Symbolic interactionism: culture is defined by the way people relate to each other. Face to face interactions helps members of a society disseminate the culture. Therefore, when exposed to new cultures people interact and maintain their culture by learning new experiences through interaction with hosts (Lin 129). The best way to learn and motivate oneself to adapt is by constantly interacting with the new culture. In Dubai for example, there are several tourist spots which focus on teaching new culture and exposing visitors to authentic Arabic culture. Tour guides are natives and there are several native restaurants all of which allow the individual to learn more about the new culture. Every object in the new culture and every action represents a new learning opportunity because each of them represents a new experience from the native culture. In essence, culture is dynamic, therefore we can constantly develop the ability to learn and make new experiences, thus despite the culture shock, we can easily learn and adapt. Symbolic interactionism also calls for the use of the symbols to understand the new culture. For example, the use of chop sticks to eat food in china and making use of the traditional Arabic toilet rather than modern toilets. Symbols allow us to understand the value of the culture as well as the historical significance that such actions have had on culture, making it easy to adapt to and even maintain.

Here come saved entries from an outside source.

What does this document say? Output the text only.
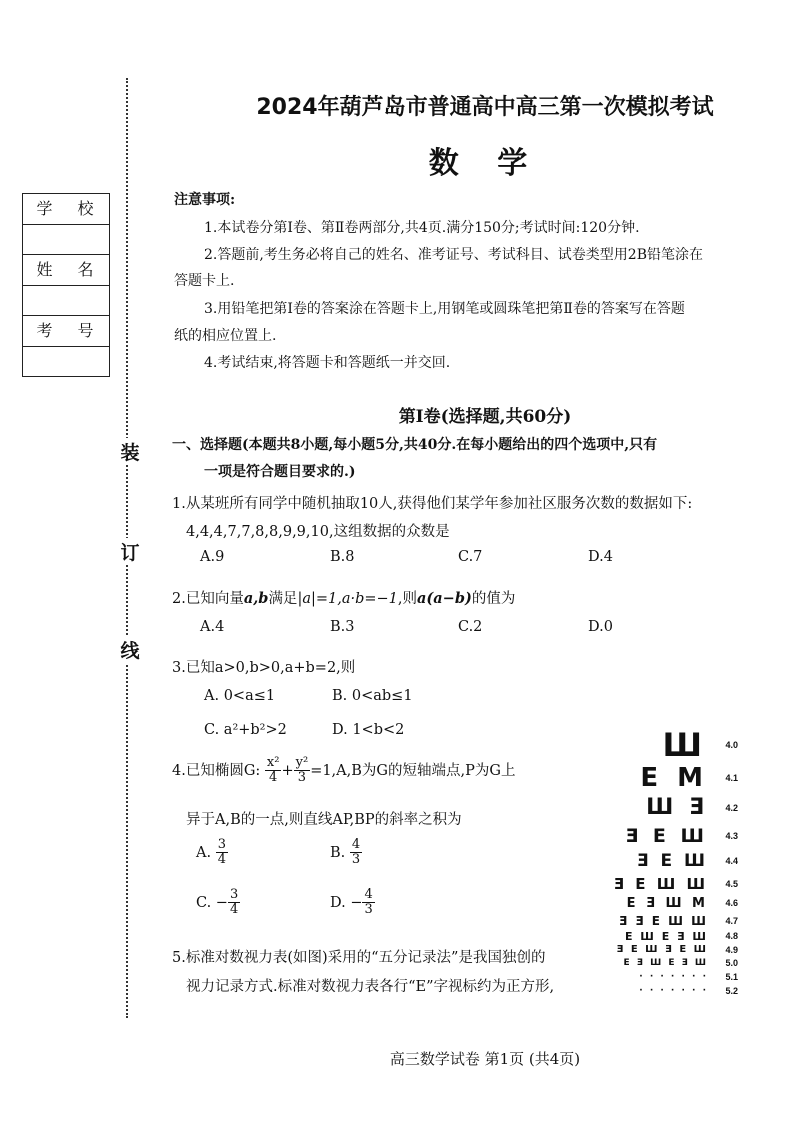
装
订
线
学 校
姓 名
考 号
2024年葫芦岛市普通高中高三第一次模拟考试
数 学
注意事项:
1.本试卷分第Ⅰ卷、第Ⅱ卷两部分,共4页.满分150分;考试时间:120分钟.
2.答题前,考生务必将自己的姓名、准考证号、考试科目、试卷类型用2B铅笔涂在
答题卡上.
3.用铅笔把第Ⅰ卷的答案涂在答题卡上,用钢笔或圆珠笔把第Ⅱ卷的答案写在答题
纸的相应位置上.
4.考试结束,将答题卡和答题纸一并交回.
第Ⅰ卷(选择题,共60分)
一、选择题(本题共8小题,每小题5分,共40分.在每小题给出的四个选项中,只有
一项是符合题目要求的.)
1.从某班所有同学中随机抽取10人,获得他们某学年参加社区服务次数的数据如下:
4,4,4,7,7,8,8,9,9,10,这组数据的众数是
A.9	B.8	C.7	D.4
2.已知向量a,b满足|a|=1,a·b=−1,则a(a−b)的值为
A.4	B.3	C.2	D.0
3.已知a>0,b>0,a+b=2,则
A. 0<a≤1	B. 0<ab≤1
C. a²+b²>2	D. 1<b<2
4.已知椭圆G: $\frac{\text{x²}}{4} + \frac{\text{y²}}{3} =1,A,B$为G的短轴端点,P为G上
异于A,B的一点,则直线AP,BP的斜率之积为
A. $\frac{3}{4}$	B. $\frac{4}{3}$
C. − $\frac{3}{4}$	D. − $\frac{4}{3}$
5.标准对数视力表(如图)采用的“五分记录法”是我国独创的
视力记录方式.标准对数视力表各行“E”字视标约为正方形,
Ш 4.0
E M 4.1
Ш Ǝ 4.2
Ǝ E Ш 4.3
Ǝ E Ш 4.4
Ǝ E Ш Ш 4.5
E Ǝ Ш M 4.6
Ǝ Ǝ E Ш Ш 4.7
E Ш E Ǝ Ш 4.8
Ǝ E Ш Ǝ E Ш 4.9
E Ǝ Ш E Ǝ Ш 5.0
· · · · · · · 5.1
· · · · · · · 5.2
高三数学试卷 第1页 (共4页)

Thesis: shock requires adaptation to new stimuli which advances the ability to adapt to new social situations.


Chiu, Chi-Yue, et al. “Cross-cultural competence: Theory, research, and application.” (2013): 843-848.

Furham, Adrian. “Culture shock.” Revista de Psicologéa de la Educación 7 (2012).

Lin, Canchu. “”Culture shock and social support: An investigation of a Chinese student organization on a US campus.” Journal of Intercultural Communication Research35.2 (2006): 117-137.

Wilson, Jessie, Colleen Ward, and Ronald Fischer. “Beyond culture learning theory: What can personality tell us about cultural competence?.” Journal of cross-cultural psychology44.6 (2013): 900-927.

Zhou, Yuefang, et al. “Theoretical models of culture shock and adaptation in international students in higher education.” Studies in higher education 33.1 (2008): 63-75.